A pesar de su economía abierta, su ventaja geográfica y sus múltiples tratados de libre comercio con 52 países, México atrae alrededor de un 36% menos de inversión extranjera que Brasil, y la mayor parte de esta corresponde a reinversiones de empresas ya establecidas aquí. Entre tanto, la formación bruta de capital fijo, un indicador clave de la inversión nacional, cayó casi un 7% en los primeros 7 meses del año.
No hay mejor manera de atraer capital que fortaleciendo el marco institucional y legal, lo que implica reducir la corrupción arraigada, un problema en el que México aún figura en los últimos puestos del ranking mundial.
Si bien Sheinbaum ha mostrado cierto éxito inicial en la reducción de las tasas de homicidios y la mejora de la seguridad general, aún queda un largo camino por recorrer para recuperar el control total del territorio nacional y desmantelar los grupos criminales que dominan el negocio del narcotráfico y la extorsión.
Por eso, el gobierno debe estar dispuesto a sacrificar parte del dogma político en aras de la velocidad. Una contrapartida del estilo disciplinado y menos improvisado de Sheinbaum es un proceso de toma de decisiones demasiado lento.
Si la administración se toma en serio el impulso a la infraestructura, México ya debería tener en marcha 20 o 30 proyectos con un valor de, digamos, US$5.000 millones cada uno (puertos, carreteras, líneas de transmisión, parques de energía renovable) para transformar realmente la economía en un par de años.
Debería depender más de subastas privadas y menos de proyectos estatales o gestionados por militares. Como también afirma Madrazo, México debería simplemente poner en marcha tres o cuatro grandes proyectos mixtos de infraestructura y refinar el modelo a medida que aprende.
“No habrá un nuevo marco perfecto para las asociaciones público-privadas. Lo perfecto es enemigo de lo bueno, y urgen nuevas inversiones para aprovechar nuestras fortalezas”.
Hay otra palanca poderosa al alcance en forma de ahorro privado, con los fondos de pensiones e inversión del país que ya poseen activos combinados equivalentes a más del 30% del PIB. Estos fondos podrían financiar infraestructura adicional a largo plazo, al tiempo que proporcionan rendimientos sólidos para los trabajadores mexicanos.

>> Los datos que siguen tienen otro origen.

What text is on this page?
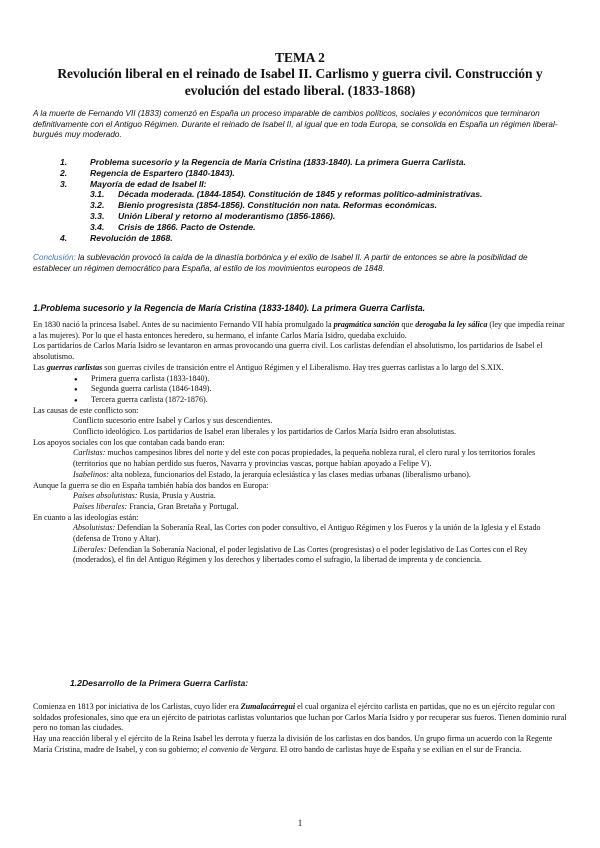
TEMA 2
Revolución liberal en el reinado de Isabel II. Carlismo y guerra civil. Construcción y evolución del estado liberal. (1833-1868)
A la muerte de Fernando VII (1833) comenzó en España un proceso imparable de cambios políticos, sociales y económicos que terminaron definitivamente con el Antiguo Régimen. Durante el reinado de Isabel II, al igual que en toda Europa, se consolida en España un régimen liberal-burgués muy moderado.
1.	Problema sucesorio y la Regencia de María Cristina (1833-1840). La primera Guerra Carlista.
2.	Regencia de Espartero (1840-1843).
3.	Mayoría de edad de Isabel II:
3.1. Década moderada. (1844-1854). Constitución de 1845 y reformas político-administrativas.
3.2. Bienio progresista (1854-1856). Constitución non nata. Reformas económicas.
3.3. Unión Liberal y retorno al moderantismo (1856-1866).
3.4. Crisis de 1866. Pacto de Ostende.
4.	Revolución de 1868.
Conclusión: la sublevación provocó la caída de la dinastía borbónica y el exilio de Isabel II. A partir de entonces se abre la posibilidad de establecer un régimen democrático para España, al estilo de los movimientos europeos de 1848.
1.Problema sucesorio y la Regencia de María Cristina (1833-1840). La primera Guerra Carlista.

En 1830 nació la princesa Isabel. Antes de su nacimiento Fernando VII había promulgado la pragmática sanción que derogaba la ley sálica (ley que impedía reinar a las mujeres). Por lo que el hasta entonces heredero, su hermano, el infante Carlos María Isidro, quedaba excluido.

Los partidarios de Carlos María Isidro se levantaron en armas provocando una guerra civil. Los carlistas defendían el absolutismo, los partidarios de Isabel el absolutismo.

Las guerras carlistas son guerras civiles de transición entre el Antiguo Régimen y el Liberalismo. Hay tres guerras carlistas a lo largo del S.XIX.

● Primera guerra carlista (1833-1840).
● Segunda guerra carlista (1846-1849).
● Tercera guerra carlista (1872-1876).

Las causas de este conflicto son:

Conflicto sucesorio entre Isabel y Carlos y sus descendientes.

Conflicto ideológico. Los partidarios de Isabel eran liberales y los partidarios de Carlos María Isidro eran absolutistas.

Los apoyos sociales con los que contaban cada bando eran:

Carlistas: muchos campesinos libres del norte y del este con pocas propiedades, la pequeña nobleza rural, el clero rural y los territorios forales (territorios que no habían perdido sus fueros, Navarra y provincias vascas, porque habían apoyado a Felipe V).

Isabelinos: alta nobleza, funcionarios del Estado, la jerarquía eclesiástica y las clases medias urbanas (liberalismo urbano).

Aunque la guerra se dio en España también había dos bandos en Europa:

Países absolutistas: Rusia, Prusia y Austria.

Países liberales: Francia, Gran Bretaña y Portugal.

En cuanto a las ideologías están:

Absolutistas: Defendían la Soberanía Real, las Cortes con poder consultivo, el Antiguo Régimen y los Fueros y la unión de la Iglesia y el Estado (defensa de Trono y Altar).

Liberales: Defendían la Soberanía Nacional, el poder legislativo de Las Cortes (progresistas) o el poder legislativo de Las Cortes con el Rey (moderados), el fin del Antiguo Régimen y los derechos y libertades como el sufragio, la libertad de imprenta y de conciencia.

1.2Desarrollo de la Primera Guerra Carlista:

Comienza en 1813 por iniciativa de los Carlistas, cuyo líder era Zumalacárregui el cual organiza el ejército carlista en partidas, que no es un ejército regular con soldados profesionales, sino que era un ejército de patriotas carlistas voluntarios que luchan por Carlos María Isidro y por recuperar sus fueros. Tienen dominio rural pero no toman las ciudades.

Hay una reacción liberal y el ejército de la Reina Isabel les derrota y fuerza la división de los carlistas en dos bandos. Un grupo firma un acuerdo con la Regente María Cristina, madre de Isabel, y con su gobierno; el convenio de Vergara. El otro bando de carlistas huye de España y se exilian en el sur de Francia.

1
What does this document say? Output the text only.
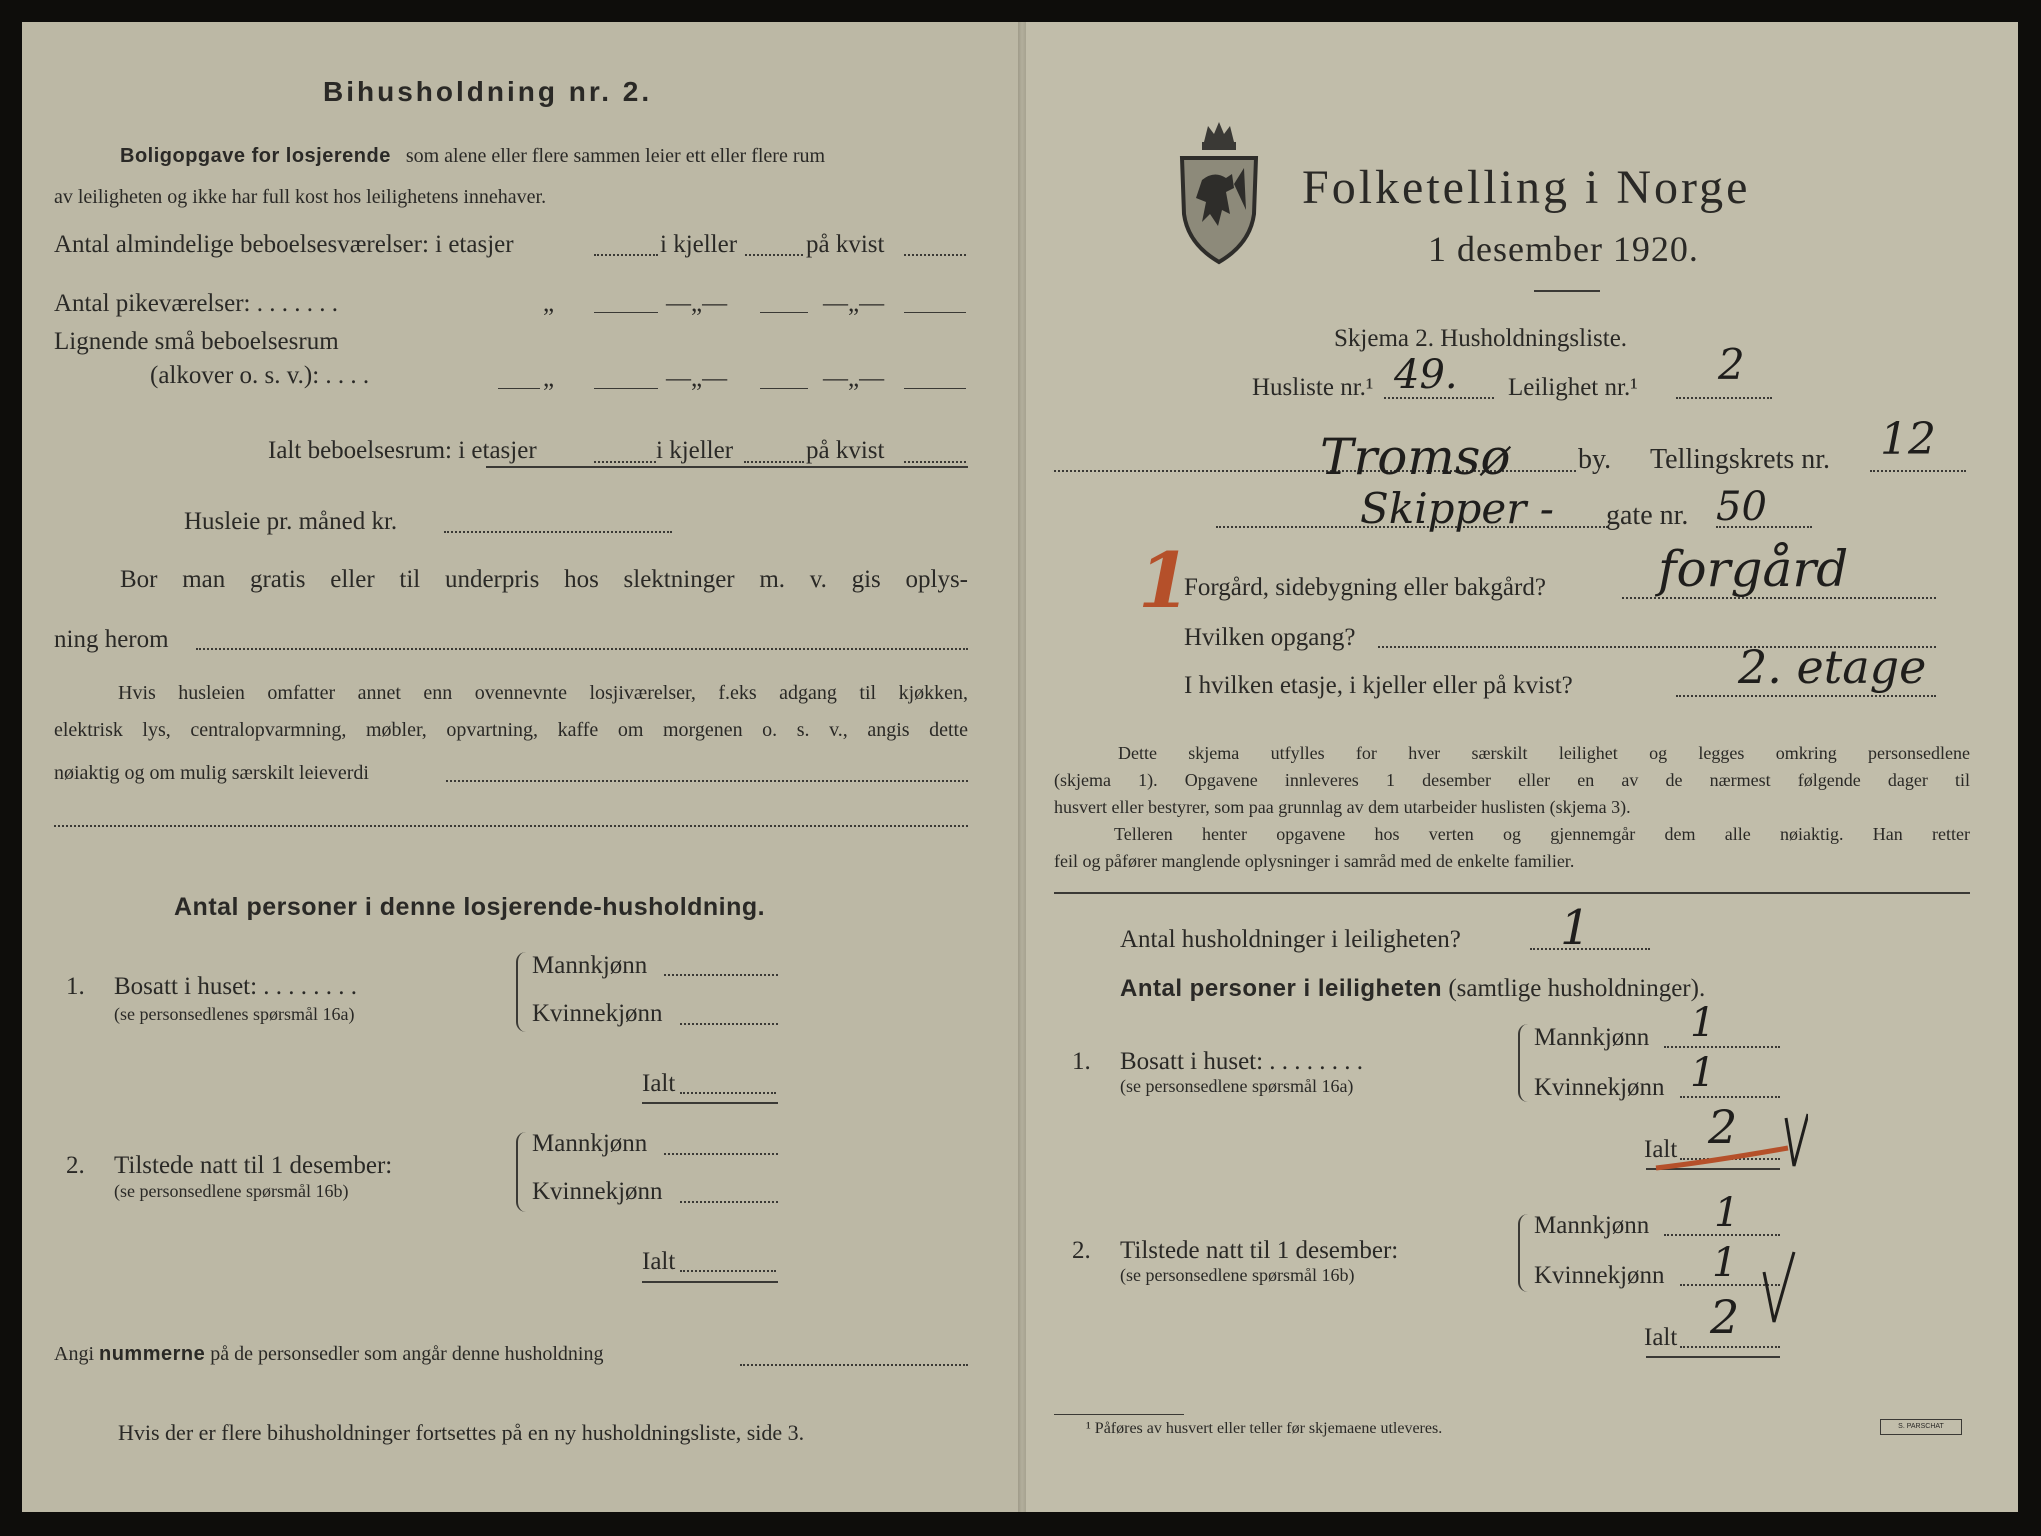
Bihusholdning nr. 2.
Boligopgave for losjerende som alene eller flere sammen leier ett eller flere rum
av leiligheten og ikke har full kost hos leilighetens innehaver.
Antal almindelige beboelsesværelser: i etasjer	i kjeller	på kvist
Antal pikeværelser: . . . . . . .	„	—„—	—„—
Lignende små beboelsesrum
(alkover o. s. v.): . . . .	„	—„—	—„—
Ialt beboelsesrum: i etasjer	i kjeller	på kvist
Husleie pr. måned kr.
Bor man gratis eller til underpris hos slektninger m. v. gis oplys-
ning herom
Hvis husleien omfatter annet enn ovennevnte losjiværelser, f.eks adgang til kjøkken,
elektrisk lys, centralopvarmning, møbler, opvartning, kaffe om morgenen o. s. v., angis dette
nøiaktig og om mulig særskilt leieverdi
Antal personer i denne losjerende-husholdning.
1. Bosatt i huset: . . . . . . . .
(se personsedlenes spørsmål 16a)
Mannkjønn
Kvinnekjønn
Ialt
2. Tilstede natt til 1 desember:
(se personsedlene spørsmål 16b)
Mannkjønn
Kvinnekjønn
Ialt
Angi nummerne på de personsedler som angår denne husholdning
Hvis der er flere bihusholdninger fortsettes på en ny husholdningsliste, side 3.
Folketelling i Norge
1 desember 1920.
Skjema 2. Husholdningsliste.
Husliste nr.¹ 49. Leilighet nr.¹ 2
Tromsø by. Tellingskrets nr. 12
Skipper - gate nr. 50
1
Forgård, sidebygning eller bakgård? forgård
Hvilken opgang?
I hvilken etasje, i kjeller eller på kvist?	2. etage
Dette skjema utfylles for hver særskilt leilighet og legges omkring personsedlene
(skjema 1). Opgavene innleveres 1 desember eller en av de nærmest følgende dager til
husvert eller bestyrer, som paa grunnlag av dem utarbeider huslisten (skjema 3).
Telleren henter opgavene hos verten og gjennemgår dem alle nøiaktig. Han retter
feil og påfører manglende oplysninger i samråd med de enkelte familier.
Antal husholdninger i leiligheten? 1
Antal personer i leiligheten (samtlige husholdninger).
1. Bosatt i huset: . . . . . . . .
(se personsedlene spørsmål 16a)
Mannkjønn 1
Kvinnekjønn 1
Ialt 2
2. Tilstede natt til 1 desember:
(se personsedlene spørsmål 16b)
Mannkjønn 1
Kvinnekjønn 1
Ialt 2
¹ Påføres av husvert eller teller før skjemaene utleveres.	S. PARSCHAT
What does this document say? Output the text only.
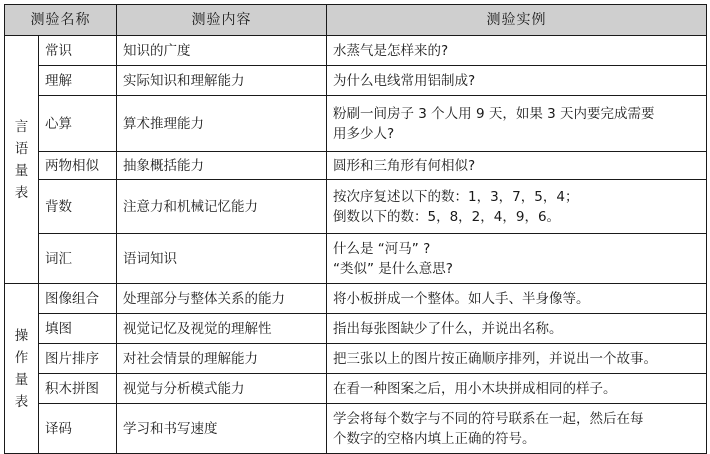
测验名称		测验内容	测验实例

言
语
量
表	常识	知识的广度	水蒸气是怎样来的?

	理解	实际知识和理解能力	为什么电线常用铝制成?

	心算	算术推理能力	粉刷一间房子 3 个人用 9 天，如果 3 天内要完成需要
用多少人?

	两物相似	抽象概括能力	圆形和三角形有何相似?

	背数	注意力和机械记忆能力	按次序复述以下的数：1，3，7，5，4；
倒数以下的数：5，8，2，4，9，6。

	词汇	语词知识	什么是 “河马” ?
“类似” 是什么意思?

操
作
量
表	图像组合	处理部分与整体关系的能力	将小板拼成一个整体。如人手、半身像等。

	填图	视觉记忆及视觉的理解性	指出每张图缺少了什么，并说出名称。

	图片排序	对社会情景的理解能力	把三张以上的图片按正确顺序排列，并说出一个故事。

	积木拼图	视觉与分析模式能力	在看一种图案之后，用小木块拼成相同的样子。

	译码	学习和书写速度	学会将每个数字与不同的符号联系在一起，然后在每
个数字的空格内填上正确的符号。
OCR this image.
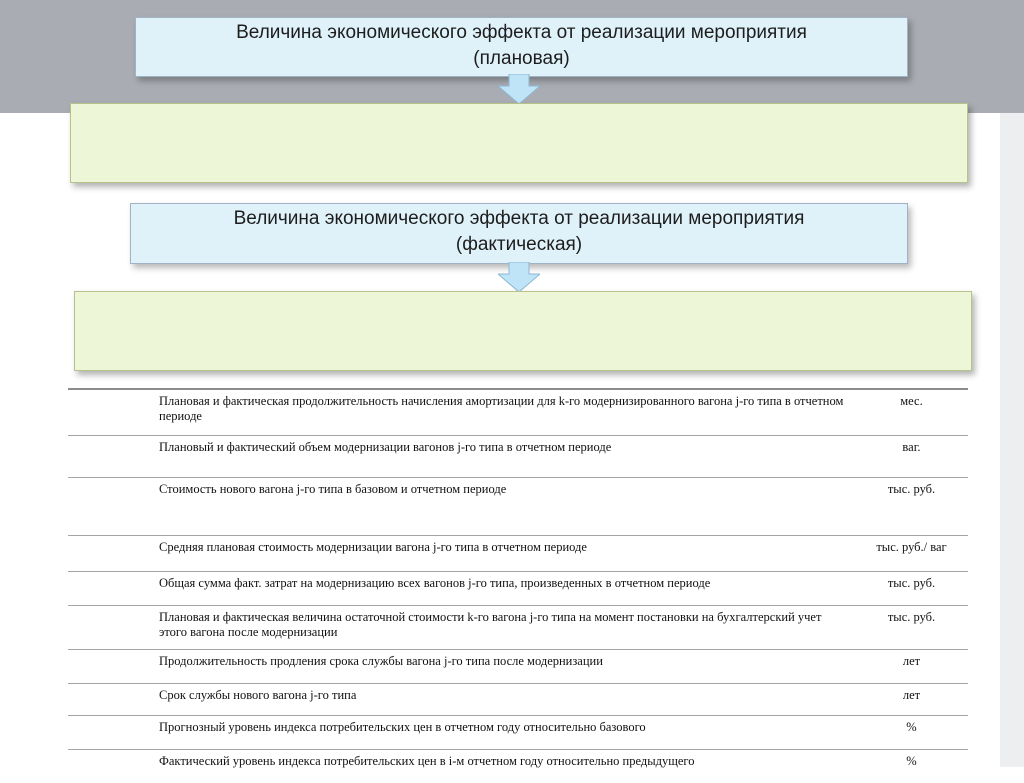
Величина экономического эффекта от реализации мероприятия
(плановая)
Величина экономического эффекта от реализации мероприятия
(фактическая)
	Плановая и фактическая продолжительность начисления амортизации для k-го модернизированного вагона j-го типа в отчетном периоде	мес.
	Плановый и фактический объем модернизации вагонов j-го типа в отчетном периоде	ваг.
	Стоимость нового вагона j-го типа в базовом и отчетном периоде	тыс. руб.
	Средняя плановая стоимость модернизации вагона j-го типа в отчетном периоде	тыс. руб./ ваг
	Общая сумма факт. затрат на модернизацию всех вагонов j-го типа, произведенных в отчетном периоде	тыс. руб.
	Плановая и фактическая величина остаточной стоимости k-го вагона j-го типа на момент постановки на бухгалтерский учет этого вагона после модернизации	тыс. руб.
	Продолжительность продления срока службы вагона j-го типа после модернизации	лет
	Срок службы нового вагона j-го типа	лет
	Прогнозный уровень индекса потребительских цен в отчетном году относительно базового	%
	Фактический уровень индекса потребительских цен в i-м отчетном году относительно предыдущего	%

Pero eso requiere una mayor confianza en el sector privado y un reconocimiento de que las empresas a menudo pueden ofrecer lo que el gobierno no puede, dadas sus limitaciones financieras y la falta de capacidad técnica. Es una admisión difícil de hacer para cualquier administración estatista, pero es esencial si México quiere liberar su potencial.
Los responsables políticos también harían bien en admitir, aunque sea en privado, su terrible historial con grandes proyectos, desde la desastrosa gestión del gigante petrolero Pemex hasta elefantes blancos como el Tren Maya de más de US$25.000 millones.
Han pasado más de 30 años desde que México se unió al club de las naciones ricas, la Organización para la Cooperación y el Desarrollo Económicos (OCDE), una decisión que causó sorpresa en 1994.
El país aún tiene todo lo necesario para alcanzar el estatus de nación desarrollada; si no lo hace ahora, solo podrá culparse a sí mismo.